UUPK telah memberikan cukup kejelasan. Kalimat yang menyatakan “segala upaya
yang menjamin adanya kepastian hukum”, diharapkan sebagai benteng untuk
meniadakan tindakan sewenang-wenang yang merugikan pelaku usaha hanya demi
untuk kepentingan perlindungan konsumen. Perlindungan konsumen berasaskan
manfaat, keadilan, keseimbangan, keamanan dan keselamatan konsumen, serta
kepastian hukum. Dan menurut Janus Sidabalok dalam bukunya “Hukum
Perlindungan Konsumen di Indonesia”, hukum perlindungan konsumen adalah
hukum yang mengatur upaya-upaya untuk menjamin terwujudnya perlindungan
hukum terhadap kepentingan konsumen.
Terdapat berbagai pengertian mengenai konsumen walaupun tidak terdapat
perbedaan yang mencolok antara satu pendapat dengan pendapat lainnya Konsumen
sebagai peng-Indonesia-an istilah asing (Inggris) yaitu consumer, secara harfiah
dalam kamus-kamus diartikan sebagai “seseorang atau sesuatu perusahaan yang
membeli barang tertentu atau menggunakan jasa tertentu” atau “sesuatu atau
seseorang yang mengunakan suatu persediaan atau sejumlah barang”. ada juga yang
mengartikan “setiap orang yang menggunakan barang atau jasa”.
Dari pengertian diatas terlihat bahwa ada pembedaan antara konsumen sebagai
orang alami atau pribadi kodrati dengan konsumen sebagai perusahan atau badan
hukum pembedaan ini penting untuk membedakan apakah konsumen tersebut
menggunakan barang tersebut untuk dirinya sendiri atau untuk tujuan komersial
(dijual, diproduksi lagi).
Dalam peraturan perundang-undangan di Indonesia, istilah “konsumen” sebagai
definisi yuridis formal ditemukan pada Undang-undang Nomor 8 Tahun 1999 tentang
Perlindungan Konsumen (UUPK), Undang-undang Perlindungan Konsumen
menyatakan, konsumen adalah setiap orang pemakai barang dan/atau jasa yang
tersedia dalam masyarakat, baik bagi kepentingan diri sendiri, keluarga, orang lain,
maupun makhluk hidup lain dan tidak untuk diperdaganggkan.
5
Istilah lain yang agak dekat dengan konsumen adalah “pembeli” (koper).
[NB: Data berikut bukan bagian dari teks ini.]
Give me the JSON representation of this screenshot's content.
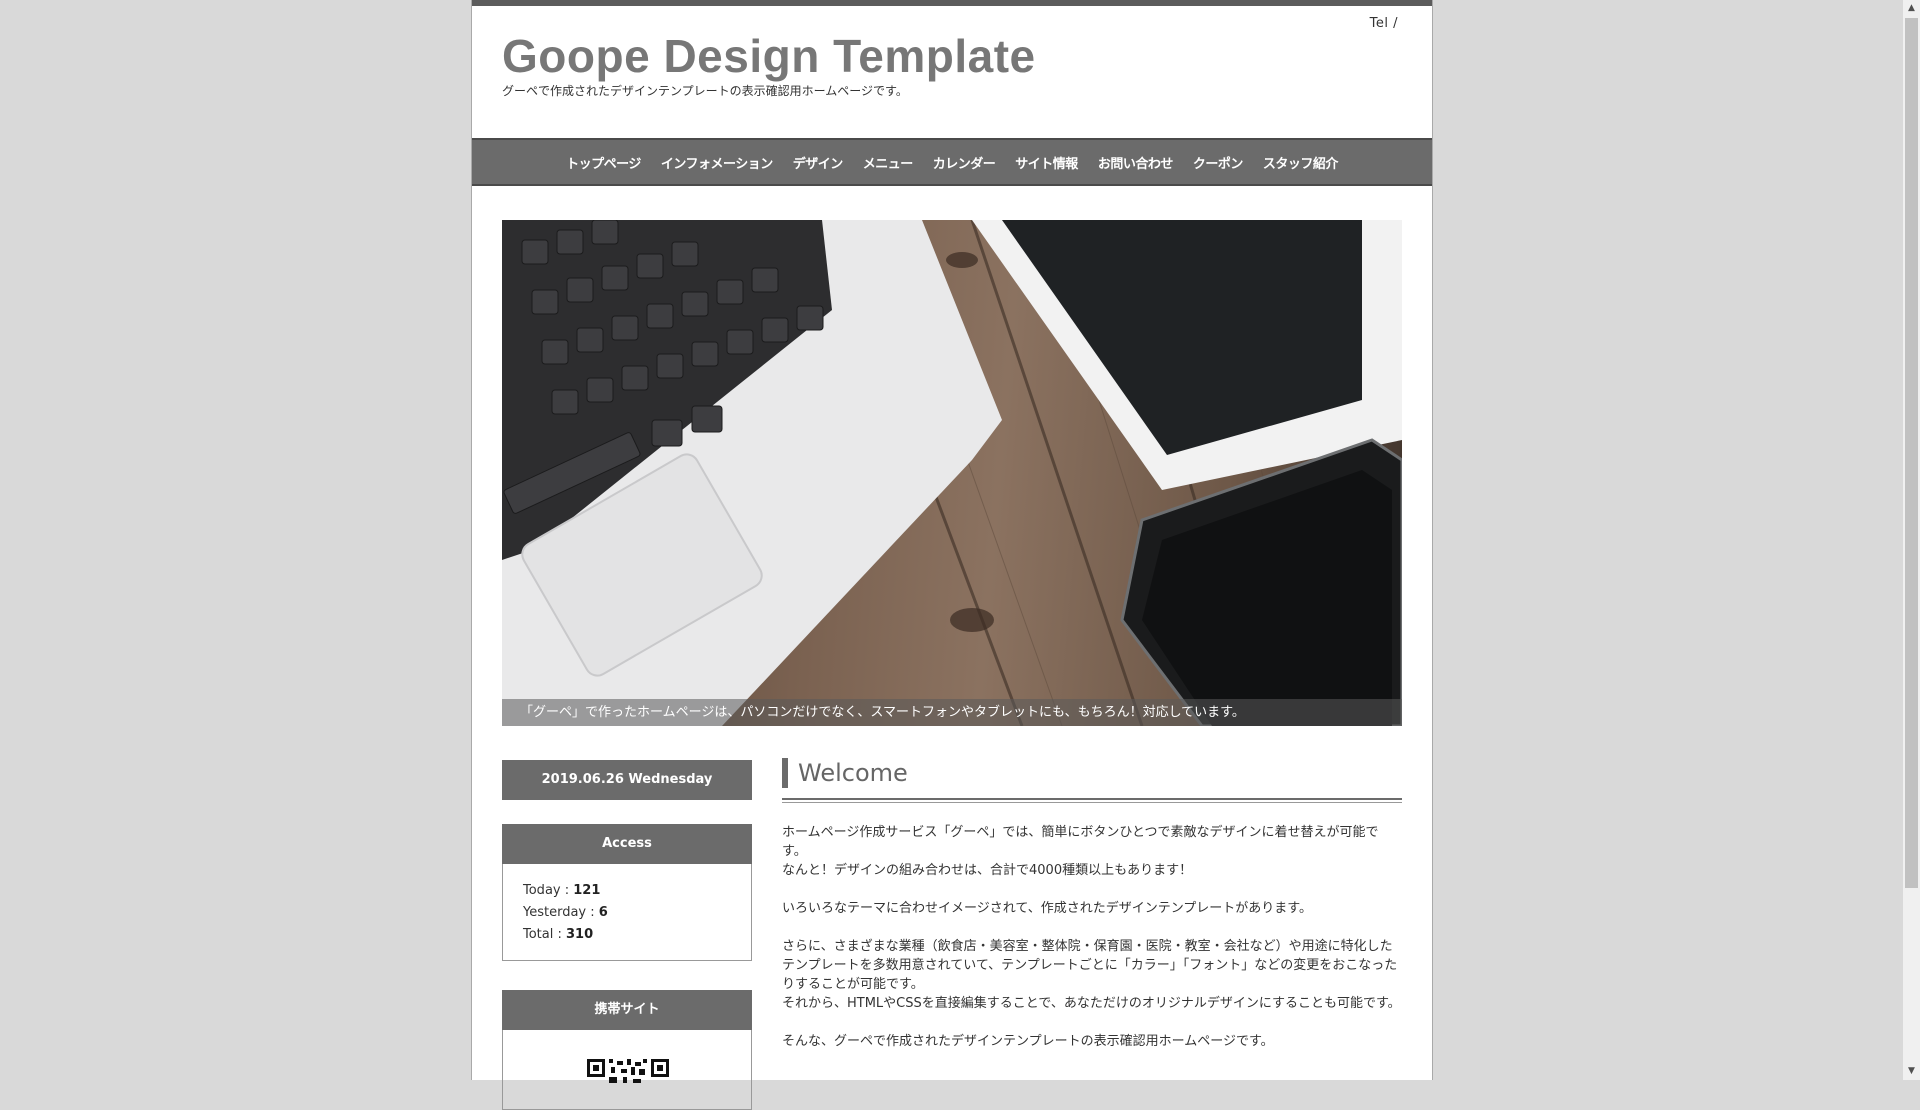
{
  "header": {
    "tel": "Tel /",
    "title": "Goope Design Template",
    "description": "グーペで作成されたデザインテンプレートの表示確認用ホームページです。"
  },
  "nav": {
    "items": [
      {
        "label": "トップページ"
      },
      {
        "label": "インフォメーション"
      },
      {
        "label": "デザイン"
      },
      {
        "label": "メニュー"
      },
      {
        "label": "カレンダー"
      },
      {
        "label": "サイト情報"
      },
      {
        "label": "お問い合わせ"
      },
      {
        "label": "クーポン"
      },
      {
        "label": "スタッフ紹介"
      }
    ]
  },
  "hero": {
    "caption": "「グーペ」で作ったホームページは、パソコンだけでなく、スマートフォンやタブレットにも、もちろん！対応しています。",
    "image_alt": "laptop, tablet and smartphone on wooden desk"
  },
  "sidebar": {
    "date": "2019.06.26 Wednesday",
    "access": {
      "title": "Access",
      "today_label": "Today : ",
      "today": "121",
      "yesterday_label": "Yesterday : ",
      "yesterday": "6",
      "total_label": "Total : ",
      "total": "310"
    },
    "mobile": {
      "title": "携帯サイト"
    }
  },
  "main": {
    "title": "Welcome",
    "paragraphs": [
      "ホームページ作成サービス「グーペ」では、簡単にボタンひとつで素敵なデザインに着せ替えが可能です。\nなんと！デザインの組み合わせは、合計で4000種類以上もあります！",
      "いろいろなテーマに合わせイメージされて、作成されたデザインテンプレートがあります。",
      "さらに、さまざまな業種（飲食店・美容室・整体院・保育園・医院・教室・会社など）や用途に特化したテンプレートを多数用意されていて、テンプレートごとに「カラー」「フォント」などの変更をおこなったりすることが可能です。\nそれから、HTMLやCSSを直接編集することで、あなただけのオリジナルデザインにすることも可能です。",
      "そんな、グーペで作成されたデザインテンプレートの表示確認用ホームページです。"
    ]
  },
  "colors": {
    "background": "#d9d9d9",
    "nav": "#6b6b6b",
    "title": "#777777"
  }
}
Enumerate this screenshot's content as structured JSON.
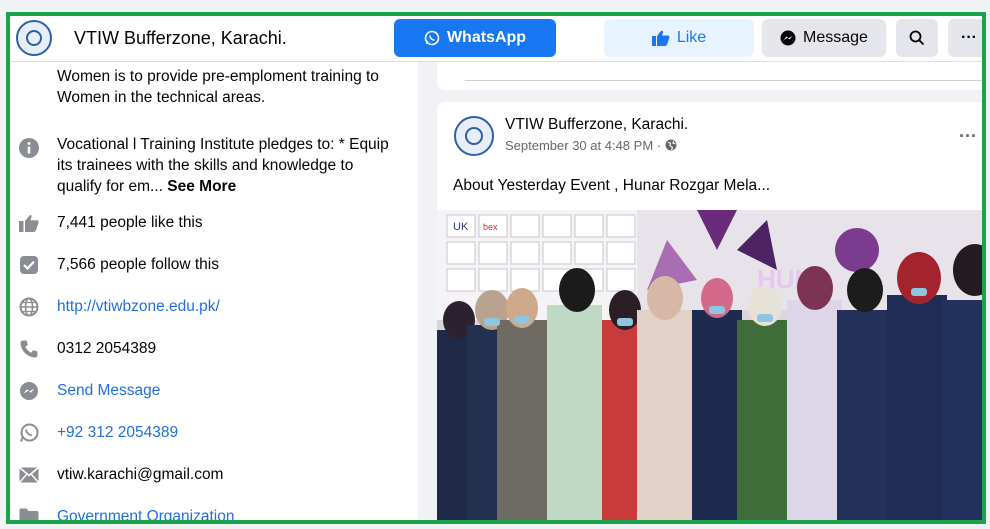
{
  "header": {
    "page_name": "VTIW Bufferzone, Karachi.",
    "buttons": {
      "whatsapp": "WhatsApp",
      "like": "Like",
      "message": "Message",
      "more": "···"
    }
  },
  "intro": {
    "text": "Women is to provide pre-emploment training to Women in the technical areas.",
    "pledge_text": "Vocational l Training Institute pledges to: * Equip its trainees with the skills and knowledge to qualify for em...",
    "see_more": "See More"
  },
  "info": {
    "likes": "7,441 people like this",
    "follows": "7,566 people follow this",
    "website": "http://vtiwbzone.edu.pk/",
    "phone": "0312 2054389",
    "send_message": "Send Message",
    "whatsapp_number": "+92 312 2054389",
    "email": "vtiw.karachi@gmail.com",
    "category": "Government Organization"
  },
  "post": {
    "author": "VTIW Bufferzone, Karachi.",
    "time": "September 30 at 4:48 PM ·",
    "text": "About Yesterday Event , Hunar Rozgar Mela...",
    "more": "···",
    "photo_signage": [
      "UK",
      "bex",
      "HUN"
    ]
  },
  "colors": {
    "accent": "#1877f2",
    "link": "#216fdb",
    "border_highlight": "#1aa34a",
    "background": "#f0f2f5"
  }
}
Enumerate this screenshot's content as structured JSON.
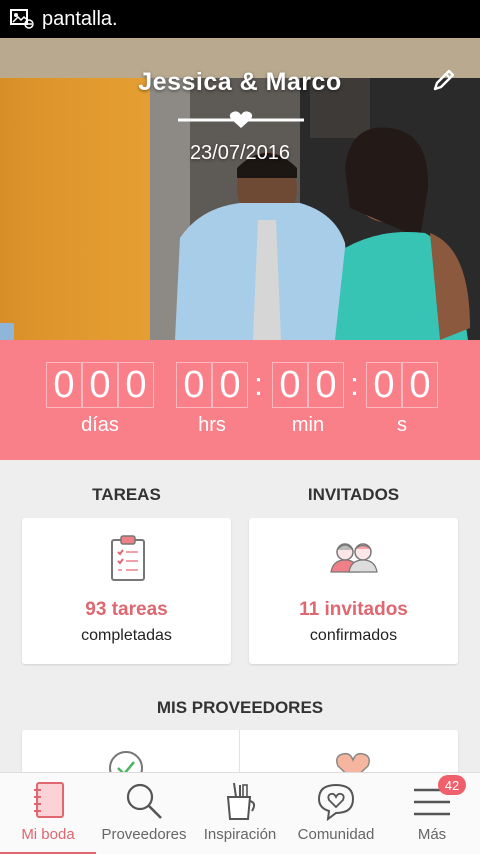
{
  "status_bar": {
    "text": "pantalla."
  },
  "hero": {
    "couple": "Jessica & Marco",
    "date": "23/07/2016"
  },
  "countdown": {
    "days": [
      "0",
      "0",
      "0"
    ],
    "hours": [
      "0",
      "0"
    ],
    "minutes": [
      "0",
      "0"
    ],
    "seconds": [
      "0",
      "0"
    ],
    "colon": ":",
    "labels": {
      "days": "días",
      "hours": "hrs",
      "minutes": "min",
      "seconds": "s"
    }
  },
  "tasks": {
    "title": "TAREAS",
    "count": "93 tareas",
    "caption": "completadas"
  },
  "guests": {
    "title": "INVITADOS",
    "count": "11 invitados",
    "caption": "confirmados"
  },
  "vendors": {
    "title": "MIS PROVEEDORES"
  },
  "nav": {
    "items": [
      {
        "label": "Mi boda",
        "icon": "notebook-icon"
      },
      {
        "label": "Proveedores",
        "icon": "search-icon"
      },
      {
        "label": "Inspiración",
        "icon": "inspiration-cup-icon"
      },
      {
        "label": "Comunidad",
        "icon": "chat-heart-icon"
      },
      {
        "label": "Más",
        "icon": "menu-icon"
      }
    ],
    "badge": "42"
  },
  "colors": {
    "accent": "#f97f89",
    "accent_text": "#e06670"
  }
}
Istilah
ini dapat dijumpai dalam Kitab Undang-Undang Hukum Perdata. Pengertian
konsumen jelas lebih luas daripada pembeli. Luasnya pengertian konsumen
dilukiskan secara sederhana oleh mantan Presiden Amerika Serikat, John F. Kennedy
dengan mengatakan, “consumers by definition include us all.”
Pakar masalah konsumen di Belanda, Hondius menyimpulkan, para ahli hukum
pada umumnya sepakat mengartikan konsumen sebagai, pemakai produksi terakhir
dari benda dan jasa; (uiteindelijke gebruiker van goederen en diensten).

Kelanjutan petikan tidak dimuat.